Menurut Hebi, pengurangan penggunaan kantong plastik itu harus dilakukan dengan cara bertahap dan berkelanjutan agar masyarakat terbiasa. Bila dilakukan terburu – buru, akan timbul masalah baru di tengah masyarakat ke depannya.
“Ini harus ditekan, gimana caranya harus nol. Kita juga nggak bisa langsung nabrak. Kita berikan pengertian sedikit demi sedikit dan yustisi tetap jalan. Yang PKL sudah kita sosialisasikan,” sebutnya.
Hebi menambahkan, menjalankan misi mengurangi penggunaan kantong plastik di Kota Surabaya, DLH tidak berjalan sendiri.
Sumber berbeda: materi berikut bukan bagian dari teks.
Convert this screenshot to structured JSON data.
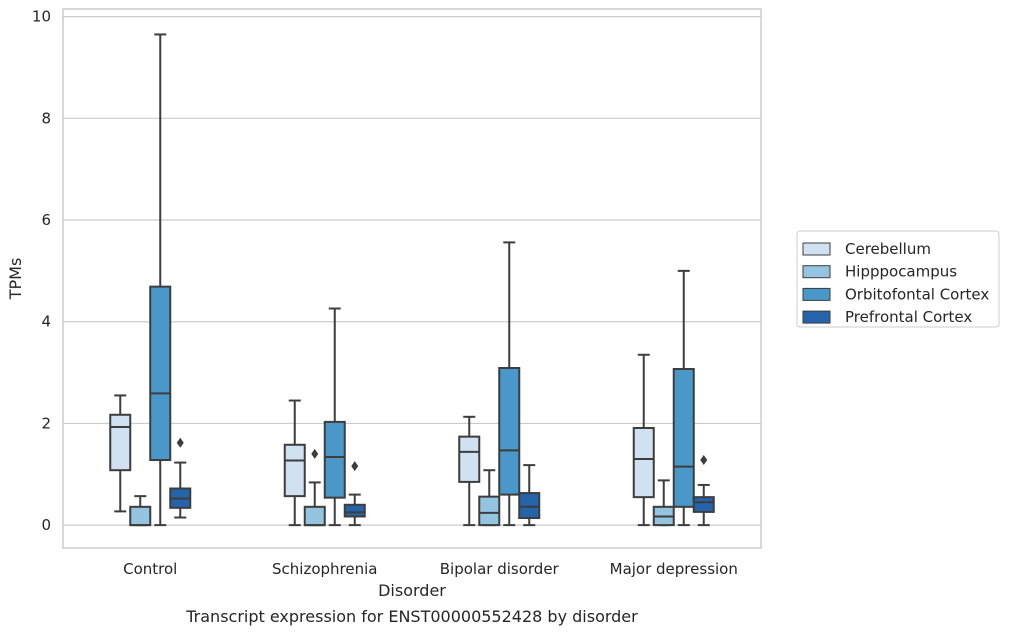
{
  "chart_data": {
    "type": "box",
    "caption": "Transcript expression for ENST00000552428 by disorder",
    "xlabel": "Disorder",
    "ylabel": "TPMs",
    "ylim": [
      -0.45,
      10.15
    ],
    "yticks": [
      0,
      2,
      4,
      6,
      8,
      10
    ],
    "grid": "horizontal",
    "legend_position": "right",
    "categories": [
      "Control",
      "Schizophrenia",
      "Bipolar disorder",
      "Major depression"
    ],
    "series": [
      {
        "name": "Cerebellum",
        "color": "#d0e1f2",
        "boxes": [
          {
            "whislo": 0.27,
            "q1": 1.08,
            "med": 1.93,
            "q3": 2.17,
            "whishi": 2.55,
            "fliers": []
          },
          {
            "whislo": 0.0,
            "q1": 0.57,
            "med": 1.27,
            "q3": 1.58,
            "whishi": 2.45,
            "fliers": []
          },
          {
            "whislo": 0.0,
            "q1": 0.85,
            "med": 1.44,
            "q3": 1.74,
            "whishi": 2.13,
            "fliers": []
          },
          {
            "whislo": 0.0,
            "q1": 0.55,
            "med": 1.3,
            "q3": 1.91,
            "whishi": 3.35,
            "fliers": []
          }
        ]
      },
      {
        "name": "Hipppocampus",
        "color": "#94c4df",
        "boxes": [
          {
            "whislo": 0.0,
            "q1": 0.0,
            "med": 0.0,
            "q3": 0.36,
            "whishi": 0.57,
            "fliers": []
          },
          {
            "whislo": 0.0,
            "q1": 0.0,
            "med": 0.0,
            "q3": 0.36,
            "whishi": 0.84,
            "fliers": [
              1.4
            ]
          },
          {
            "whislo": 0.0,
            "q1": 0.0,
            "med": 0.24,
            "q3": 0.56,
            "whishi": 1.08,
            "fliers": []
          },
          {
            "whislo": 0.0,
            "q1": 0.0,
            "med": 0.17,
            "q3": 0.36,
            "whishi": 0.88,
            "fliers": []
          }
        ]
      },
      {
        "name": "Orbitofontal Cortex",
        "color": "#4a98c9",
        "boxes": [
          {
            "whislo": 0.0,
            "q1": 1.28,
            "med": 2.59,
            "q3": 4.69,
            "whishi": 9.65,
            "fliers": []
          },
          {
            "whislo": 0.0,
            "q1": 0.54,
            "med": 1.34,
            "q3": 2.03,
            "whishi": 4.26,
            "fliers": []
          },
          {
            "whislo": 0.0,
            "q1": 0.6,
            "med": 1.47,
            "q3": 3.09,
            "whishi": 5.56,
            "fliers": []
          },
          {
            "whislo": 0.0,
            "q1": 0.36,
            "med": 1.15,
            "q3": 3.07,
            "whishi": 5.0,
            "fliers": []
          }
        ]
      },
      {
        "name": "Prefrontal Cortex",
        "color": "#2464ab",
        "boxes": [
          {
            "whislo": 0.15,
            "q1": 0.34,
            "med": 0.52,
            "q3": 0.72,
            "whishi": 1.23,
            "fliers": [
              1.62
            ]
          },
          {
            "whislo": 0.0,
            "q1": 0.17,
            "med": 0.25,
            "q3": 0.4,
            "whishi": 0.6,
            "fliers": [
              1.16
            ]
          },
          {
            "whislo": 0.0,
            "q1": 0.14,
            "med": 0.36,
            "q3": 0.63,
            "whishi": 1.18,
            "fliers": []
          },
          {
            "whislo": 0.0,
            "q1": 0.26,
            "med": 0.45,
            "q3": 0.55,
            "whishi": 0.79,
            "fliers": [
              1.28
            ]
          }
        ]
      }
    ]
  }
}
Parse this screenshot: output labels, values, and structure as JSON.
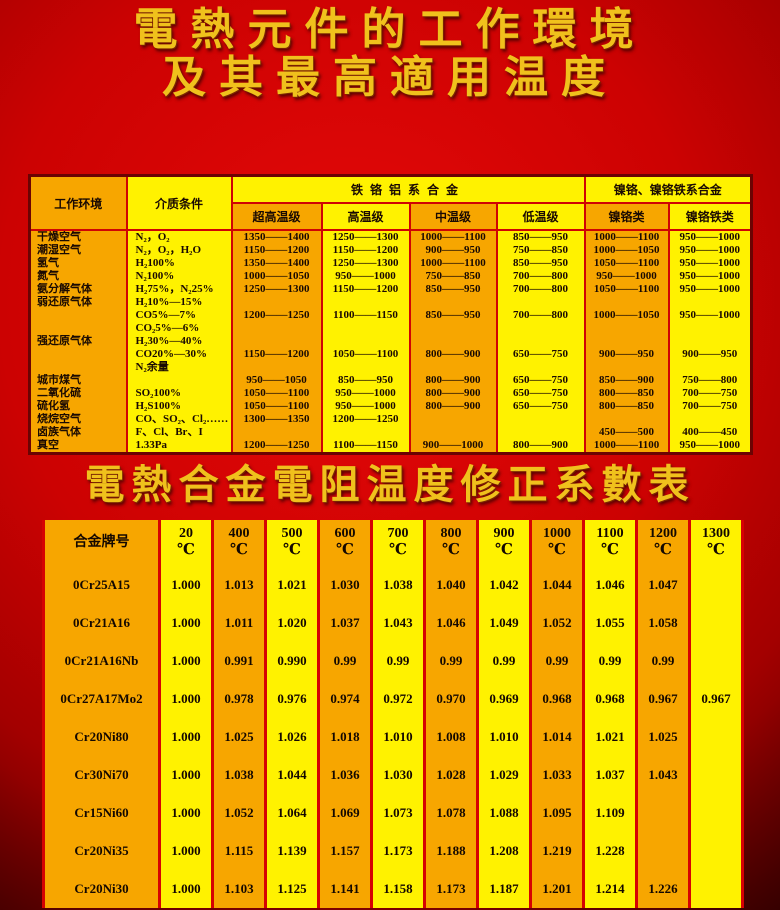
{
  "titles": {
    "line1": "電熱元件的工作環境",
    "line2": "及其最高適用温度",
    "coef_title": "電熱合金電阻温度修正系數表"
  },
  "colors": {
    "background_red": "#cc0202",
    "cell_orange": "#f7a600",
    "cell_yellow": "#fff200",
    "grid_red": "#d60202",
    "title_gold": "#f0c11c",
    "text_black": "#1a0a02"
  },
  "env_table": {
    "col_env": "工作环境",
    "col_medium": "介质条件",
    "group1": "铁铬铝系合金",
    "group2": "镍铬、镍铬铁系合金",
    "sub_headers": [
      "超高温级",
      "高温级",
      "中温级",
      "低温级",
      "镍铬类",
      "镍铬铁类"
    ],
    "lines": [
      [
        "干燥空气",
        "N₂，O₂",
        "1350——1400",
        "1250——1300",
        "1000——1100",
        "850——950",
        "1000——1100",
        "950——1000"
      ],
      [
        "潮湿空气",
        "N₂，O₂，H₂O",
        "1150——1200",
        "1150——1200",
        "900——950",
        "750——850",
        "1000——1050",
        "950——1000"
      ],
      [
        "氢气",
        "H₂100%",
        "1350——1400",
        "1250——1300",
        "1000——1100",
        "850——950",
        "1050——1100",
        "950——1000"
      ],
      [
        "氮气",
        "N₂100%",
        "1000——1050",
        "950——1000",
        "750——850",
        "700——800",
        "950——1000",
        "950——1000"
      ],
      [
        "氨分解气体",
        "H₂75%，N₂25%",
        "1250——1300",
        "1150——1200",
        "850——950",
        "700——800",
        "1050——1100",
        "950——1000"
      ],
      [
        "弱还原气体",
        "H₂10%—15%",
        "",
        "",
        "",
        "",
        "",
        ""
      ],
      [
        "",
        "CO5%—7%",
        "1200——1250",
        "1100——1150",
        "850——950",
        "700——800",
        "1000——1050",
        "950——1000"
      ],
      [
        "",
        "CO₂5%—6%",
        "",
        "",
        "",
        "",
        "",
        ""
      ],
      [
        "强还原气体",
        "H₂30%—40%",
        "",
        "",
        "",
        "",
        "",
        ""
      ],
      [
        "",
        "CO20%—30%",
        "1150——1200",
        "1050——1100",
        "800——900",
        "650——750",
        "900——950",
        "900——950"
      ],
      [
        "",
        "N₂余量",
        "",
        "",
        "",
        "",
        "",
        ""
      ],
      [
        "城市煤气",
        "",
        "950——1050",
        "850——950",
        "800——900",
        "650——750",
        "850——900",
        "750——800"
      ],
      [
        "二氧化硫",
        "SO₂100%",
        "1050——1100",
        "950——1000",
        "800——900",
        "650——750",
        "800——850",
        "700——750"
      ],
      [
        "硫化氢",
        "H₂S100%",
        "1050——1100",
        "950——1000",
        "800——900",
        "650——750",
        "800——850",
        "700——750"
      ],
      [
        "烧烷空气",
        "CO、SO₂、Cl₂……",
        "1300——1350",
        "1200——1250",
        "",
        "",
        "",
        ""
      ],
      [
        "卤族气体",
        "F、Cl、Br、I",
        "",
        "",
        "",
        "",
        "450——500",
        "400——450"
      ],
      [
        "真空",
        "1.33Pa",
        "1200——1250",
        "1100——1150",
        "900——1000",
        "800——900",
        "1000——1100",
        "950——1000"
      ]
    ]
  },
  "coef_table": {
    "grade_header": "合金牌号",
    "celsius": "℃",
    "temp_headers": [
      "20",
      "400",
      "500",
      "600",
      "700",
      "800",
      "900",
      "1000",
      "1100",
      "1200",
      "1300"
    ],
    "rows": [
      {
        "grade": "0Cr25A15",
        "values": [
          "1.000",
          "1.013",
          "1.021",
          "1.030",
          "1.038",
          "1.040",
          "1.042",
          "1.044",
          "1.046",
          "1.047",
          ""
        ]
      },
      {
        "grade": "0Cr21A16",
        "values": [
          "1.000",
          "1.011",
          "1.020",
          "1.037",
          "1.043",
          "1.046",
          "1.049",
          "1.052",
          "1.055",
          "1.058",
          ""
        ]
      },
      {
        "grade": "0Cr21A16Nb",
        "values": [
          "1.000",
          "0.991",
          "0.990",
          "0.99",
          "0.99",
          "0.99",
          "0.99",
          "0.99",
          "0.99",
          "0.99",
          ""
        ]
      },
      {
        "grade": "0Cr27A17Mo2",
        "values": [
          "1.000",
          "0.978",
          "0.976",
          "0.974",
          "0.972",
          "0.970",
          "0.969",
          "0.968",
          "0.968",
          "0.967",
          "0.967"
        ]
      },
      {
        "grade": "Cr20Ni80",
        "values": [
          "1.000",
          "1.025",
          "1.026",
          "1.018",
          "1.010",
          "1.008",
          "1.010",
          "1.014",
          "1.021",
          "1.025",
          ""
        ]
      },
      {
        "grade": "Cr30Ni70",
        "values": [
          "1.000",
          "1.038",
          "1.044",
          "1.036",
          "1.030",
          "1.028",
          "1.029",
          "1.033",
          "1.037",
          "1.043",
          ""
        ]
      },
      {
        "grade": "Cr15Ni60",
        "values": [
          "1.000",
          "1.052",
          "1.064",
          "1.069",
          "1.073",
          "1.078",
          "1.088",
          "1.095",
          "1.109",
          "",
          ""
        ]
      },
      {
        "grade": "Cr20Ni35",
        "values": [
          "1.000",
          "1.115",
          "1.139",
          "1.157",
          "1.173",
          "1.188",
          "1.208",
          "1.219",
          "1.228",
          "",
          ""
        ]
      },
      {
        "grade": "Cr20Ni30",
        "values": [
          "1.000",
          "1.103",
          "1.125",
          "1.141",
          "1.158",
          "1.173",
          "1.187",
          "1.201",
          "1.214",
          "1.226",
          ""
        ]
      }
    ]
  }
}
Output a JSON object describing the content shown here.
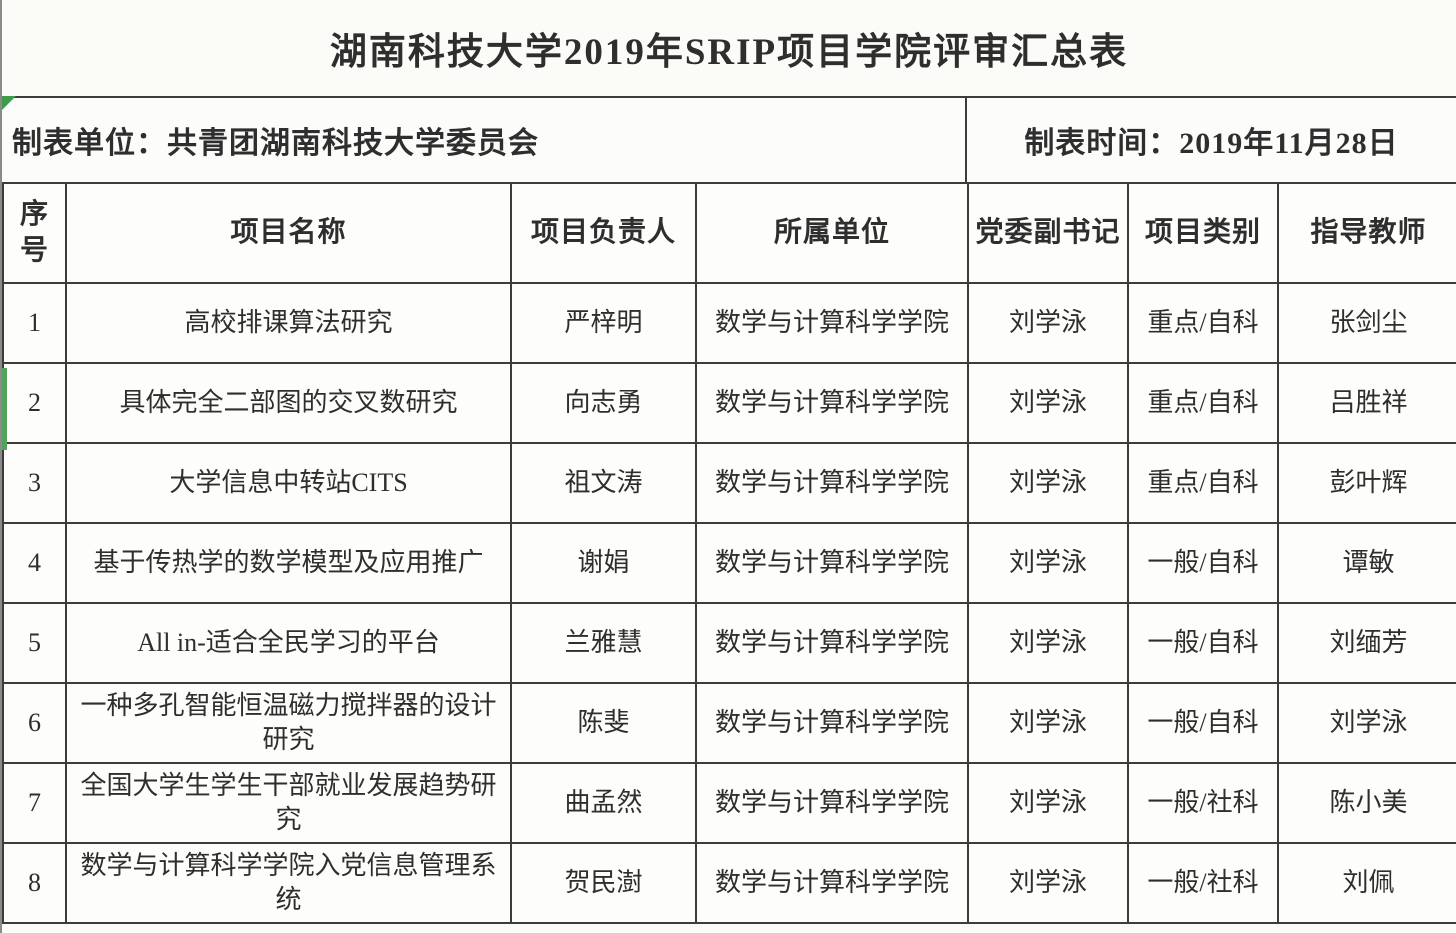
{
  "title": "湖南科技大学2019年SRIP项目学院评审汇总表",
  "meta": {
    "unit_label": "制表单位：共青团湖南科技大学委员会",
    "date_label": "制表时间：2019年11月28日"
  },
  "table": {
    "headers": [
      "序号",
      "项目名称",
      "项目负责人",
      "所属单位",
      "党委副书记",
      "项目类别",
      "指导教师"
    ],
    "rows": [
      [
        "1",
        "高校排课算法研究",
        "严梓明",
        "数学与计算科学学院",
        "刘学泳",
        "重点/自科",
        "张剑尘"
      ],
      [
        "2",
        "具体完全二部图的交叉数研究",
        "向志勇",
        "数学与计算科学学院",
        "刘学泳",
        "重点/自科",
        "吕胜祥"
      ],
      [
        "3",
        "大学信息中转站CITS",
        "祖文涛",
        "数学与计算科学学院",
        "刘学泳",
        "重点/自科",
        "彭叶辉"
      ],
      [
        "4",
        "基于传热学的数学模型及应用推广",
        "谢娟",
        "数学与计算科学学院",
        "刘学泳",
        "一般/自科",
        "谭敏"
      ],
      [
        "5",
        "All in-适合全民学习的平台",
        "兰雅慧",
        "数学与计算科学学院",
        "刘学泳",
        "一般/自科",
        "刘缅芳"
      ],
      [
        "6",
        "一种多孔智能恒温磁力搅拌器的设计研究",
        "陈斐",
        "数学与计算科学学院",
        "刘学泳",
        "一般/自科",
        "刘学泳"
      ],
      [
        "7",
        "全国大学生学生干部就业发展趋势研究",
        "曲孟然",
        "数学与计算科学学院",
        "刘学泳",
        "一般/社科",
        "陈小美"
      ],
      [
        "8",
        "数学与计算科学学院入党信息管理系统",
        "贺民澍",
        "数学与计算科学学院",
        "刘学泳",
        "一般/社科",
        "刘佩"
      ]
    ]
  },
  "colors": {
    "border": "#3c3c3c",
    "text": "#2e2e2e",
    "background": "#fbfbf8",
    "green_accent": "#3f9b4b"
  }
}
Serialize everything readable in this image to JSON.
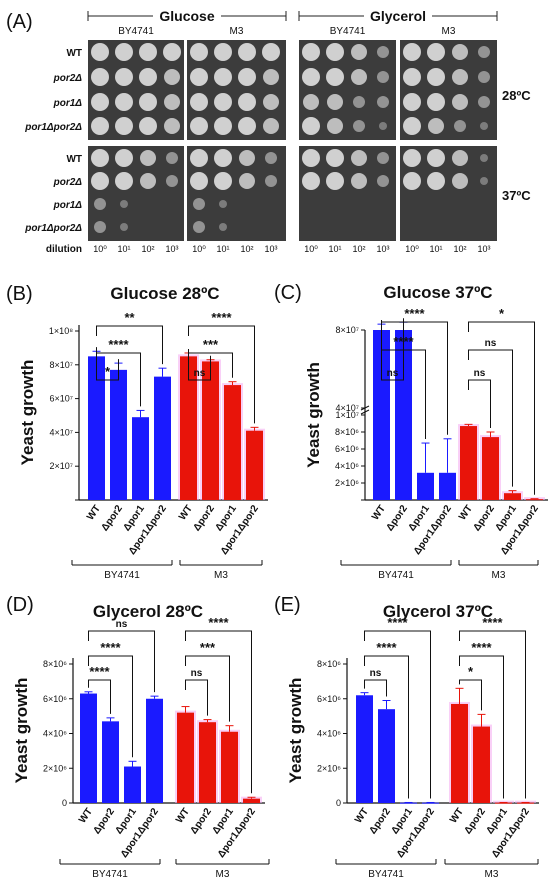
{
  "panel_a": {
    "label": "(A)",
    "medium_headers": [
      "Glucose",
      "Glycerol"
    ],
    "strain_headers": [
      "BY4741",
      "M3",
      "BY4741",
      "M3"
    ],
    "row_labels": [
      [
        "WT",
        false
      ],
      [
        "por2Δ",
        true
      ],
      [
        "por1Δ",
        true
      ],
      [
        "por1Δpor2Δ",
        true
      ],
      [
        "WT",
        false
      ],
      [
        "por2Δ",
        true
      ],
      [
        "por1Δ",
        true
      ],
      [
        "por1Δpor2Δ",
        true
      ]
    ],
    "temp_labels": [
      "28ºC",
      "37ºC"
    ],
    "dilution_label": "dilution",
    "dilutions": [
      "10⁰",
      "10¹",
      "10²",
      "10³"
    ],
    "growth_28": [
      [
        4,
        4,
        4,
        4,
        4,
        4,
        4,
        4,
        4,
        4,
        3,
        2,
        4,
        4,
        3,
        2
      ],
      [
        4,
        4,
        4,
        3,
        4,
        4,
        4,
        3,
        4,
        4,
        3,
        2,
        4,
        4,
        3,
        2
      ],
      [
        4,
        4,
        4,
        3,
        4,
        4,
        4,
        3,
        3,
        3,
        2,
        2,
        4,
        4,
        3,
        2
      ],
      [
        4,
        4,
        4,
        3,
        4,
        4,
        4,
        3,
        4,
        3,
        2,
        1,
        4,
        3,
        2,
        1
      ]
    ],
    "growth_37": [
      [
        4,
        4,
        3,
        2,
        4,
        4,
        3,
        2,
        4,
        4,
        3,
        2,
        4,
        4,
        3,
        1
      ],
      [
        4,
        4,
        3,
        2,
        4,
        4,
        3,
        2,
        4,
        4,
        3,
        2,
        4,
        4,
        3,
        1
      ],
      [
        2,
        1,
        0,
        0,
        2,
        1,
        0,
        0,
        0,
        0,
        0,
        0,
        0,
        0,
        0,
        0
      ],
      [
        2,
        1,
        0,
        0,
        2,
        1,
        0,
        0,
        0,
        0,
        0,
        0,
        0,
        0,
        0,
        0
      ]
    ]
  },
  "colors": {
    "by4741": "#1a1aff",
    "m3": "#e8140a",
    "m3_halo": "#f4a9f0",
    "star": "#111111"
  },
  "chart_data": [
    {
      "panel": "(B)",
      "type": "bar",
      "title": "Glucose 28ºC",
      "ylabel": "Yeast growth",
      "ylim": [
        0,
        100000000
      ],
      "yticks": [
        [
          "2×10⁷",
          20000000
        ],
        [
          "4×10⁷",
          40000000
        ],
        [
          "6×10⁷",
          60000000
        ],
        [
          "8×10⁷",
          80000000
        ],
        [
          "1×10⁸",
          100000000
        ]
      ],
      "categories": [
        "WT",
        "Δpor2",
        "Δpor1",
        "Δpor1Δpor2"
      ],
      "groups": [
        "BY4741",
        "M3"
      ],
      "series": [
        {
          "name": "BY4741",
          "values": [
            85000000,
            77000000,
            49000000,
            73000000
          ],
          "errors": [
            3000000,
            4000000,
            4000000,
            5000000
          ]
        },
        {
          "name": "M3",
          "values": [
            85000000,
            82000000,
            68000000,
            41000000
          ],
          "errors": [
            2000000,
            1000000,
            2000000,
            2000000
          ]
        }
      ],
      "comparisons": [
        {
          "group": 0,
          "to": 1,
          "label": "*"
        },
        {
          "group": 0,
          "to": 2,
          "label": "****"
        },
        {
          "group": 0,
          "to": 3,
          "label": "**"
        },
        {
          "group": 1,
          "to": 1,
          "label": "ns"
        },
        {
          "group": 1,
          "to": 2,
          "label": "***"
        },
        {
          "group": 1,
          "to": 3,
          "label": "****"
        }
      ]
    },
    {
      "panel": "(C)",
      "type": "bar",
      "title": "Glucose 37ºC",
      "ylabel": "Yeast growth",
      "ylim": [
        0,
        80000000
      ],
      "axis_break": {
        "low": [
          0,
          10000000
        ],
        "high": [
          40000000,
          80000000
        ]
      },
      "yticks": [
        [
          "2×10⁶",
          2000000
        ],
        [
          "4×10⁶",
          4000000
        ],
        [
          "6×10⁶",
          6000000
        ],
        [
          "8×10⁶",
          8000000
        ],
        [
          "1×10⁷",
          10000000
        ],
        [
          "4×10⁷",
          40000000
        ],
        [
          "8×10⁷",
          80000000
        ]
      ],
      "categories": [
        "WT",
        "Δpor2",
        "Δpor1",
        "Δpor1Δpor2"
      ],
      "groups": [
        "BY4741",
        "M3"
      ],
      "series": [
        {
          "name": "BY4741",
          "values": [
            80000000,
            80000000,
            3200000,
            3200000
          ],
          "errors": [
            3000000,
            4000000,
            3500000,
            4000000
          ]
        },
        {
          "name": "M3",
          "values": [
            8700000,
            7400000,
            800000,
            100000
          ],
          "errors": [
            200000,
            600000,
            300000,
            50000
          ]
        }
      ],
      "comparisons": [
        {
          "group": 0,
          "to": 1,
          "label": "ns"
        },
        {
          "group": 0,
          "to": 2,
          "label": "****"
        },
        {
          "group": 0,
          "to": 3,
          "label": "****"
        },
        {
          "group": 1,
          "to": 1,
          "label": "ns"
        },
        {
          "group": 1,
          "to": 2,
          "label": "ns"
        },
        {
          "group": 1,
          "to": 3,
          "label": "*"
        }
      ]
    },
    {
      "panel": "(D)",
      "type": "bar",
      "title": "Glycerol 28ºC",
      "ylabel": "Yeast growth",
      "ylim": [
        0,
        8000000
      ],
      "yticks": [
        [
          "0",
          0
        ],
        [
          "2×10⁶",
          2000000
        ],
        [
          "4×10⁶",
          4000000
        ],
        [
          "6×10⁶",
          6000000
        ],
        [
          "8×10⁶",
          8000000
        ]
      ],
      "categories": [
        "WT",
        "Δpor2",
        "Δpor1",
        "Δpor1Δpor2"
      ],
      "groups": [
        "BY4741",
        "M3"
      ],
      "series": [
        {
          "name": "BY4741",
          "values": [
            6300000,
            4700000,
            2100000,
            6000000
          ],
          "errors": [
            100000,
            200000,
            300000,
            150000
          ]
        },
        {
          "name": "M3",
          "values": [
            5200000,
            4650000,
            4100000,
            250000
          ],
          "errors": [
            350000,
            150000,
            350000,
            80000
          ]
        }
      ],
      "comparisons": [
        {
          "group": 0,
          "to": 1,
          "label": "****"
        },
        {
          "group": 0,
          "to": 2,
          "label": "****"
        },
        {
          "group": 0,
          "to": 3,
          "label": "ns"
        },
        {
          "group": 1,
          "to": 1,
          "label": "ns"
        },
        {
          "group": 1,
          "to": 2,
          "label": "***"
        },
        {
          "group": 1,
          "to": 3,
          "label": "****"
        }
      ]
    },
    {
      "panel": "(E)",
      "type": "bar",
      "title": "Glycerol 37ºC",
      "ylabel": "Yeast growth",
      "ylim": [
        0,
        8000000
      ],
      "yticks": [
        [
          "0",
          0
        ],
        [
          "2×10⁶",
          2000000
        ],
        [
          "4×10⁶",
          4000000
        ],
        [
          "6×10⁶",
          6000000
        ],
        [
          "8×10⁶",
          8000000
        ]
      ],
      "categories": [
        "WT",
        "Δpor2",
        "Δpor1",
        "Δpor1Δpor2"
      ],
      "groups": [
        "BY4741",
        "M3"
      ],
      "series": [
        {
          "name": "BY4741",
          "values": [
            6200000,
            5400000,
            20000,
            20000
          ],
          "errors": [
            150000,
            500000,
            10000,
            10000
          ]
        },
        {
          "name": "M3",
          "values": [
            5700000,
            4400000,
            20000,
            20000
          ],
          "errors": [
            900000,
            700000,
            10000,
            10000
          ]
        }
      ],
      "comparisons": [
        {
          "group": 0,
          "to": 1,
          "label": "ns"
        },
        {
          "group": 0,
          "to": 2,
          "label": "****"
        },
        {
          "group": 0,
          "to": 3,
          "label": "****"
        },
        {
          "group": 1,
          "to": 1,
          "label": "*"
        },
        {
          "group": 1,
          "to": 2,
          "label": "****"
        },
        {
          "group": 1,
          "to": 3,
          "label": "****"
        }
      ]
    }
  ]
}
Saat ini, ia menggandeng komunitas peduli lingkungan untuk melakukan sosialisasi dan survey dampak dari penerapan perwali tersebut selama tiga bulan terakhir.
Ia berharap, pengurangan penggunaan kantong plastik di Kota Surabaya bisa terus ditekan dan berdampak baik pada lingkungan. Saat ditanya soal pengadaan kantong ramah lingkungan di pasar tradisional agar penggunaan kantong plastik dapat lebih ditekan, dia masih belum bisa memastikan hal tersebut karena keterbatasan anggaran.